The lesson mirrors the Redline result one layer down the stack: invest in the pipeline — multi-aspect embeddings, fusion, domain-tuned reranking — and the individual model can shrink dramatically without the system losing quality.
Toward many small models, not one
Taken together, these results point to a tension. The training recipe that produces auditable, citation-grounded reasoning favors one prompt ordering and one data design. Efficient long-context residency favors another ordering and a different architecture — fewer KV heads, moderate depth. And the two deployments described here need different training data entirely, before either constraint applies.
Within a sub-2B parameter budget, these requirements cannot all be satisfied by a single model. Larger models resolve such tensions with scale; small models resolve them with specialization. In our experience, smallness works when it is specific — a model built for a particular corpus, task profile, and deployment constraint.
Specialization also has a linguistic and cultural dimension that generalist models cannot deliver. Generalist training distributions are dominated by high-resource, predominantly English web data; languages, curricula, and legal traditions outside that distribution are represented thinly and generically, when at all. The deployments described here already sit outside it: French-language legal reasoning over an international framework, and a curriculum written for Senegal's education system, with its own geography, references, and pedagogical conventions. A generalist model can be approximately adequate for all of these contexts; it cannot be attuned to any of them. A small model trained on purpose-built data can — down to the terminology of a specific legal instrument or the structure of a national curriculum, and extending, in future work, to local languages that frontier training sets barely cover.
The economics support this direction. At frontier scale, a training run is a major capital expense. At 300M parameters, it is a pipeline that can be run repeatedly: per specialised agentic process, per national curriculum, per language pair. The same synthetic training infrastructure that produced Baguettotron produced the Redline specialist, and can produce the next specialist from a different guidebook, curriculum, or language at marginal cost.

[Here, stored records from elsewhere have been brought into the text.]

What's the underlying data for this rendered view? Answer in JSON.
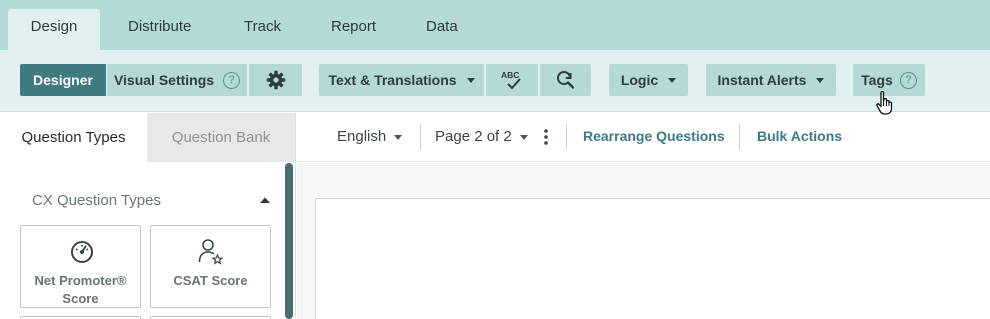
{
  "top_tabs": [
    "Design",
    "Distribute",
    "Track",
    "Report",
    "Data"
  ],
  "toolbar": {
    "designer": "Designer",
    "visual_settings": "Visual Settings",
    "text_translations": "Text & Translations",
    "spellcheck_glyph": "ABC",
    "logic": "Logic",
    "instant_alerts": "Instant Alerts",
    "tags": "Tags",
    "help_glyph": "?"
  },
  "left_panel": {
    "tabs": [
      "Question Types",
      "Question Bank"
    ],
    "section_title": "CX Question Types",
    "cards": [
      {
        "label_line1": "Net Promoter®",
        "label_line2": "Score",
        "icon": "speedometer-icon"
      },
      {
        "label_line1": "CSAT Score",
        "label_line2": "",
        "icon": "person-star-icon"
      }
    ]
  },
  "survey_bar": {
    "language": "English",
    "page": "Page 2 of 2",
    "rearrange": "Rearrange Questions",
    "bulk": "Bulk Actions"
  },
  "colors": {
    "accent": "#3f7a81",
    "tab_bar": "#b4dada",
    "toolbar_bg": "#e1f0f0",
    "button_bg": "#b4d9d6"
  }
}
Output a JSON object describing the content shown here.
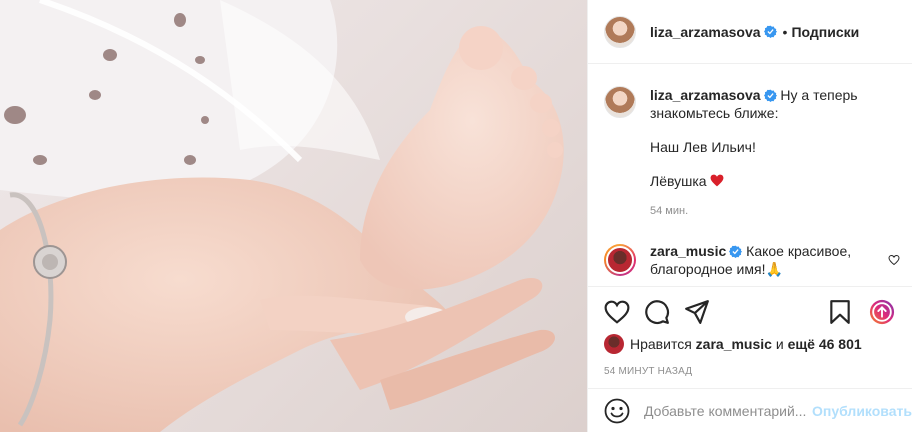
{
  "header": {
    "username": "liza_arzamasova",
    "separator": "•",
    "follow_label": "Подписки"
  },
  "caption": {
    "username": "liza_arzamasova",
    "line1": "Ну а теперь знакомьтесь ближе:",
    "line2": "Наш Лев Ильич!",
    "line3": "Лёвушка",
    "time": "54 мин."
  },
  "comment": {
    "username": "zara_music",
    "text": "Какое красивое, благородное имя!🙏"
  },
  "likes": {
    "prefix": "Нравится",
    "user": "zara_music",
    "middle": "и",
    "rest": "ещё 46 801"
  },
  "posted_ago": "54 МИНУТ НАЗАД",
  "add_comment": {
    "placeholder": "Добавьте комментарий...",
    "publish_label": "Опубликовать"
  },
  "colors": {
    "verified": "#3897f0",
    "heart": "#ed4956",
    "link_disabled": "#b2dffc"
  },
  "icons": [
    "verified-badge-icon",
    "heart-icon",
    "comment-icon",
    "share-icon",
    "bookmark-icon",
    "promote-icon",
    "emoji-icon",
    "red-heart-emoji-icon"
  ]
}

We think this is the more promising trajectory for edge AI: training a diverse population of small, specialized, auditable models — multilingual and culturally attuned where their users are, owned by or built for the institutions that need them, with their grounding corpora distributed alongside them as precomputed caches. The remaining barriers for school systems, health networks, and survivor organizations to operate models of their own are organizational rather than technical. The technical part now fits on a Raspberry Pi.